Marco Imparato e Tertulliano Maximo Afonso. Un gioco di specchi
Di Geraldine Meyer
Vasi comunicanti tra letteratura e vita. Così li chiama Marcello Caprarella, autore di Un male urbano. Vasi comunicanti anche tra letteratura e letteratura, tra libri e libri. Una lettura, la mia, sicuramente arbitraria, forse ardita. Ma quasi imposta dalla lettura stessa. Le pagine di Un male urbano e di L’uomo duplicato di Josè Saramago quasi si sovrappongono, in un continuo richiamo, gioco di specchi e doppi. Quei doppi, concetto amato e studiato dallo stesso Caprarella.
La suggestione, dunque. La suggestione che porta ad accarezzare il pensiero che Marco Imparato, protagonista di Un male urbano, e Tertulliano Maximo Afonso, protagonista di L’uomo duplicato siano davvero l’uno il doppio dell’altro. Marco autore di un diario e Tertulliano “autore di labirinti” come definito dallo stesso Saramago. Il suicidio del primo guarda allo specchio il secondo con il suo duplicato. Che forse è fantasia di controllo sull’Altro (maiuscolo alla Lacan) come lo è il controcanto degli amici di Marco, con l’impossibile risposta rispetto alla scomparsa dell’amico. In entrambi i casi tutto diviene parola, letteratura, racconto. Uniche corde tese possibili sull’afasia.
L’unicità, di ogni essere umano, come pure di un suo gesto estremo, riconosciuta e accolta nel racconto. Pur sapendo che il rischio è sempre uno strappo, il dolore di qualcuno. Rischio che qualcuno muoia, che qualcosa muoia. Suicidio o omicidio che sia. Ecco perché, forse, leggere il libri di Caprarella nella filigrana di quello di Saramago. Con entrambi i protagonisti definiti, con parole quasi identiche, dai loro “inventori, fragili perché rigidi.
Un male urbano è un romanzo in forma di diario, un diario romanzato. Ma forse, chissà, anche un saggio sperimentale. In cui il tempo scandito dalle date, diaristiche appunto, funziona come appiglio al reale. Ma quale? Quello di Marco Imparato o quello dello stesso Caprarella di cui Imparato sembra appunto un doppio? Diario allora, quella forma in cui la vita diviene immediatamente scrittura. Come per Tertulliano (e per Saramago) diviene scrittura la sequenza dei giorni di Tertulliano che, invece del diario, ha i suoi dialogo con il “senso comune”
Marco Imparato è il cantore, disilluso, disincantato, anacronistico, di un disagio che non è solo individuale.

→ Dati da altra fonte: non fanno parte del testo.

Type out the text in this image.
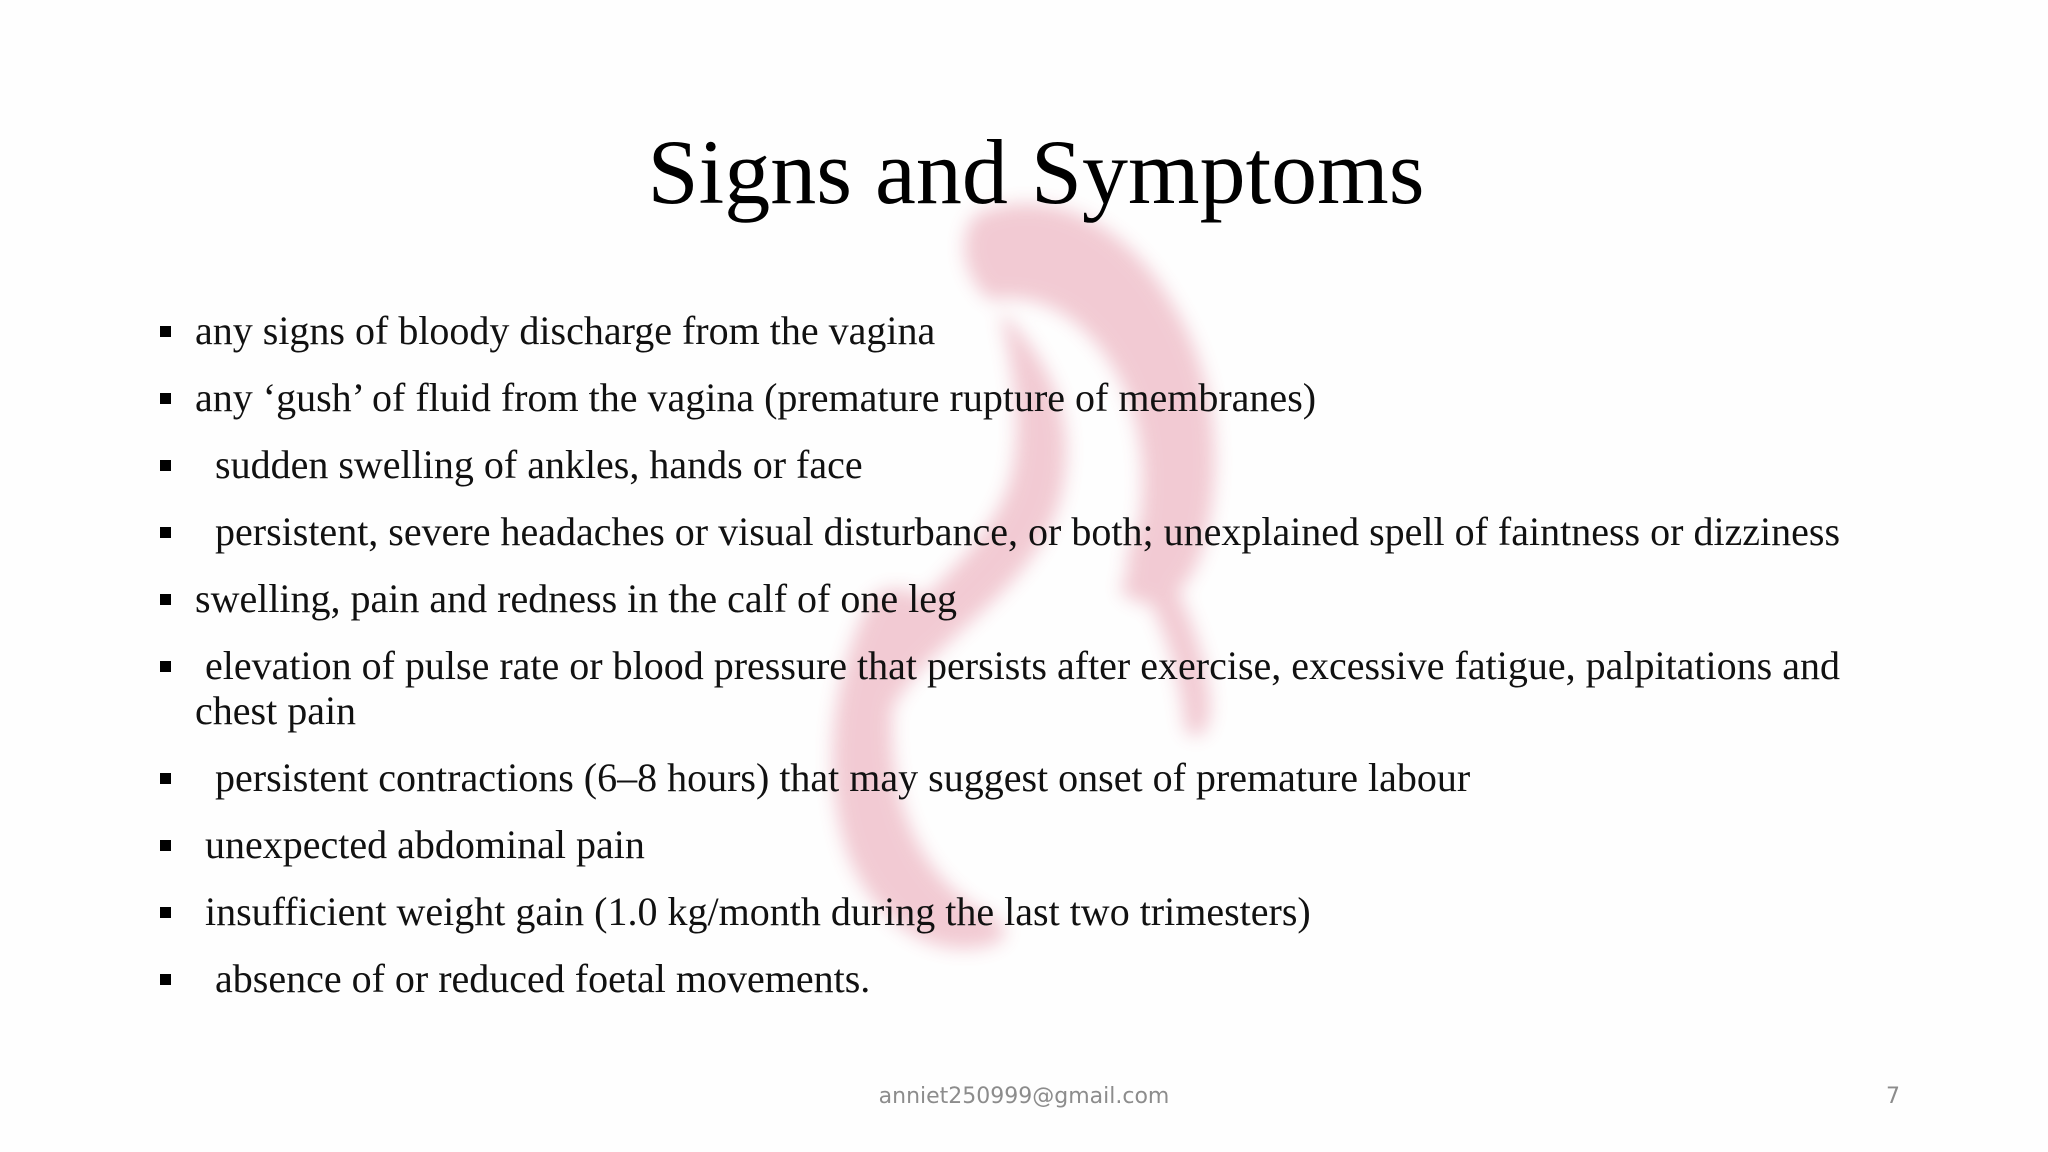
Signs and Symptoms
any signs of bloody discharge from the vagina
any ‘gush’ of fluid from the vagina (premature rupture of membranes)
sudden swelling of ankles, hands or face
persistent, severe headaches or visual disturbance, or both; unexplained spell of faintness or dizziness
swelling, pain and redness in the calf of one leg
elevation of pulse rate or blood pressure that persists after exercise, excessive fatigue, palpitations and chest pain
persistent contractions (6–8 hours) that may suggest onset of premature labour
unexpected abdominal pain
insufficient weight gain (1.0 kg/month during the last two trimesters)
absence of or reduced foetal movements.
anniet250999@gmail.com	7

Che parte da lui, certo, ma ha di volta in volta le fattezze di un lavoro non amato, di una Madrid spetrale e surreale del lockdown, di domande sulla società, sulla letteratura, sul rapporto con i figli e con gli amici. E forse con un sé stesso tanto disorientato quanto lucido e chirurgico nel raccontare i suoi pensieri e il suo vagare in essi. Con Madrid protagonista tanto quanto lui, il suo bar preferito e le testimonianze degli amici a fare da coro e da contrappunto. E da “pausa” ritmica nel fluire del racconto dei giorni. Il male urbano è tale proprio perché non è solo di Marco e leggendolo lo sentiamo avvilupparci. Proprio perché, con diverse sfumature, riguarda tutti. O tutti dovrebbe riguardare il tentativo di comprenderlo e elaborarlo. Sì, Marco Imparato appare come il simbolo di un tentativo di rielaborazione collettiva. È un ossimoro, certo, che possa essere collettiva l’analisi di un solo uomo. Ma è per questo che gli ossimori riescono dove, spesso, altro non arriva.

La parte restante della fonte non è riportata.